Les repères simples pour ne pas se tromper de diamètre
- 16x2 convient dans la plupart des douches standard, surtout si la ligne est courte.
- 20x2 apporte une marge utile pour une douche pluie, un trajet plus long ou une pression moyenne.
- Le diamètre intérieur compte autant que le diamètre extérieur affiché sur le tube.
- Les coudes, tés et réductions peuvent pénaliser le débit autant que quelques mètres de tube.
- En encastré, je privilégie une pose propre, sertie, avec des raccords accessibles au collecteur.

Quel diamètre choisir pour une douche classique
Dans une salle d’eau standard, je pars le plus souvent sur du 16x2 pour alimenter une douche simple, avec un trajet raisonnable depuis le collecteur ou la distribution. Dans les fiches techniques, ce format correspond généralement à du DN12, alors que le 20x2 passe en DN16 : on change donc réellement de section utile, pas seulement d’étiquette commerciale.

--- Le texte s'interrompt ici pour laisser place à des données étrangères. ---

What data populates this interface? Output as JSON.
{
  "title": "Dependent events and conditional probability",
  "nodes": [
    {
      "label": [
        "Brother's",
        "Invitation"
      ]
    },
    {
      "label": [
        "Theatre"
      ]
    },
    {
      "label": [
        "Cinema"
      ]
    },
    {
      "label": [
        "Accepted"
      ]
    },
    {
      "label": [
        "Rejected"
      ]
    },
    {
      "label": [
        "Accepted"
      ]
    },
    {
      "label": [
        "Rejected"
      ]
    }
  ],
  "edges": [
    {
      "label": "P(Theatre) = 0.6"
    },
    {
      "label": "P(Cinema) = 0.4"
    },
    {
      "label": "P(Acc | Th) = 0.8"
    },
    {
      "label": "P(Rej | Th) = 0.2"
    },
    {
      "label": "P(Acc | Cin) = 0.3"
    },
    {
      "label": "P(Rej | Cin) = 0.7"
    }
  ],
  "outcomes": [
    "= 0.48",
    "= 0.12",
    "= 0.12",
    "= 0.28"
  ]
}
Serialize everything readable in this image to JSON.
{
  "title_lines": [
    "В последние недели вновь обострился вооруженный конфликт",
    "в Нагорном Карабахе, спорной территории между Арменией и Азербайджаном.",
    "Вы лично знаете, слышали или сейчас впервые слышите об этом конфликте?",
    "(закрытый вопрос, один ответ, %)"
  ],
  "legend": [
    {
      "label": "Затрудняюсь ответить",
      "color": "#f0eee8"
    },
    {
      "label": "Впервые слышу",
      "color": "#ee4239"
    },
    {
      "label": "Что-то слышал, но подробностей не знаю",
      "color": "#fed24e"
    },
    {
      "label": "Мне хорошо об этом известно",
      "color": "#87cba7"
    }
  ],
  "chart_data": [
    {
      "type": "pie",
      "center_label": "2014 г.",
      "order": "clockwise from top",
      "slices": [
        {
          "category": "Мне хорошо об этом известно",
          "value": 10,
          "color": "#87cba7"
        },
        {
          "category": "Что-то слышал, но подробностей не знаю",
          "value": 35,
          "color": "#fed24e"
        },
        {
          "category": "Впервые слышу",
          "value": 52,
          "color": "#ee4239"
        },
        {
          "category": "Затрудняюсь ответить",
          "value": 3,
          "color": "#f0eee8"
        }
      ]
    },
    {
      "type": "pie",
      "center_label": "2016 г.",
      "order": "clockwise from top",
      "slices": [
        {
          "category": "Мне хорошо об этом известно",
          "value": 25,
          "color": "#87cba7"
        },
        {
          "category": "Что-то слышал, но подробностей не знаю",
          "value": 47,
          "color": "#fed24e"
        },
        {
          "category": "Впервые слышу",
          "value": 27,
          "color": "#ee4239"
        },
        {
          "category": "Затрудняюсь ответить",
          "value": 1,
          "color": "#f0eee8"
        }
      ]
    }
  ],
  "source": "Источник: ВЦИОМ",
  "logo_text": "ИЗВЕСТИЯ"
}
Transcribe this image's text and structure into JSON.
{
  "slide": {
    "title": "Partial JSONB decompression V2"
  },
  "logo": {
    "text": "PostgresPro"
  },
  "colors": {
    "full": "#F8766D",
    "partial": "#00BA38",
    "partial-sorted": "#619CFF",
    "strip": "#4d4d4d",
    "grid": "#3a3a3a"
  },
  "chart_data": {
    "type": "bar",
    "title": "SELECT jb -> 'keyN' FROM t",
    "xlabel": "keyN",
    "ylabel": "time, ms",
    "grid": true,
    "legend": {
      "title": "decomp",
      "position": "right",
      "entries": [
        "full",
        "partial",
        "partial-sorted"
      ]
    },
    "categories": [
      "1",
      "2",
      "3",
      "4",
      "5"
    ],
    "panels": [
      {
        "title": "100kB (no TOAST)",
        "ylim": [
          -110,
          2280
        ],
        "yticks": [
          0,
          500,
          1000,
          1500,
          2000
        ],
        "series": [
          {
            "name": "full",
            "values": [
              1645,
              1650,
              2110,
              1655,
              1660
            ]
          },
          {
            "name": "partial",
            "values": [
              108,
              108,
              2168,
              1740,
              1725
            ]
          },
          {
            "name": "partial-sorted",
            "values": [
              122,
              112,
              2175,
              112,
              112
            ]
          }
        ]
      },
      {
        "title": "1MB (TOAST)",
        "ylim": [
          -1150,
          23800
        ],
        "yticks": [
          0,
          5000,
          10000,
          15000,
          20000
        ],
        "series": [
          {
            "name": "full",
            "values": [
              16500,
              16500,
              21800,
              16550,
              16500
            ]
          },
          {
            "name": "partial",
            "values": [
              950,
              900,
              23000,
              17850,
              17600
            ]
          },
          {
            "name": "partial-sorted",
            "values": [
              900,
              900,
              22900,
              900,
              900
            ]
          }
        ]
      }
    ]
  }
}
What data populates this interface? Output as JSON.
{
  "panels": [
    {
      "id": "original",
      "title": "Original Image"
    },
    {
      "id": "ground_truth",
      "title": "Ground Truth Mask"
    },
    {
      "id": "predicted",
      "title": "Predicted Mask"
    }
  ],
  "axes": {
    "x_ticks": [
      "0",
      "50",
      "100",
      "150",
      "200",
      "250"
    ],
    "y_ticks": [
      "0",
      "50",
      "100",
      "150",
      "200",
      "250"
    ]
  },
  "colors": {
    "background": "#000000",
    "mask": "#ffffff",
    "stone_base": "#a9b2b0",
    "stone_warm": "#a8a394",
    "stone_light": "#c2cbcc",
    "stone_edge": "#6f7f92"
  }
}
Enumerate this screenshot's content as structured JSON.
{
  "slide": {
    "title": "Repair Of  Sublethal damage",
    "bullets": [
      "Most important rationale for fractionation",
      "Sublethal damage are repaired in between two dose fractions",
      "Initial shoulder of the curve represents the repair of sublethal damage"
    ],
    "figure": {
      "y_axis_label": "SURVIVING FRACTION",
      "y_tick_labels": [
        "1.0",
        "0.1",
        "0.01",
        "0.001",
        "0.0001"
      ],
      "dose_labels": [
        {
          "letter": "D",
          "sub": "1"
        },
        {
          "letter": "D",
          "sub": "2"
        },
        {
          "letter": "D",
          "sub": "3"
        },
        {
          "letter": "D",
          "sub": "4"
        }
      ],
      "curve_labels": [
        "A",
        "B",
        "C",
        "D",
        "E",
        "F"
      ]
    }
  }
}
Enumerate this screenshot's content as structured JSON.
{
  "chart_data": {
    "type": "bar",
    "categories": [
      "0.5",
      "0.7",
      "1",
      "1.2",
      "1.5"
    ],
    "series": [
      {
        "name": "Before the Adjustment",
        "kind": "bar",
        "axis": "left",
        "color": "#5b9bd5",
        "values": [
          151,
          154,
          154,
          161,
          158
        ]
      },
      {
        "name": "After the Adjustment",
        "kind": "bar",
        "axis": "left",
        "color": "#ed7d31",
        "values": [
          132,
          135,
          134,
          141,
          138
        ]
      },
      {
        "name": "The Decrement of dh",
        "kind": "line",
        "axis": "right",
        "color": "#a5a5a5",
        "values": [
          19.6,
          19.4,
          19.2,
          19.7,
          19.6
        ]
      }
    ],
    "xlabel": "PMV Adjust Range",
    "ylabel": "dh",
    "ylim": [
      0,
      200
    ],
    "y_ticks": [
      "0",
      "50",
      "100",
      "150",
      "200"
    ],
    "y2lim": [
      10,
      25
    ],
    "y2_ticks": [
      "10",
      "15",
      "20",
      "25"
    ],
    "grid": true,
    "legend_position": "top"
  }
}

| Configuration | Diamètre que je retiens | Pourquoi |
|---|---|---|
| Douche standard, ligne courte | 16x2 | Débit suffisant, pose simple, faible encombrement dans la cloison |
| Douche plus exigeante ou plus éloignée | 20x2 ou 20x2,25 | Plus de marge, pertes de charge mieux contenues |
| Alimentation principale du logement | 25x2,5 | Réservé au départ de réseau, pas à une simple sortie de douche |
Le point important, c’est de ne pas surdimensionner par réflexe. Pour une douche classique, le 16x2 reste souvent le meilleur compromis entre confort, coût et facilité de pose. Je ne passe au diamètre supérieur que si la configuration me donne une vraie raison technique de le faire.
Pourquoi le débit change avec le diamètre
Le confort sous la douche dépend moins du tube seul que de l’ensemble du parcours hydraulique. Plus le passage est étroit, plus les pertes de charge augmentent, surtout si la ligne est longue, avec plusieurs coudes ou des raccords ajoutés au mauvais endroit. Autrement dit, un tube « correct » peut donner une sensation de débit faible si le réseau est mal dessiné.
Le diamètre intérieur prime sur l’étiquette
Ce n’est pas seulement le chiffre imprimé sur le tube qui compte. Entre un 16x2 et un 20x2, on change surtout le passage utile de l’eau, donc la capacité de la ligne à conserver son débit jusqu’au point de puisage. Les fiches techniques Comap placent le 16x2 en DN12 et le 20x2 en DN16 : en pratique, le second respire mieux quand la douche est loin du collecteur ou quand le parcours comporte plusieurs accessoires.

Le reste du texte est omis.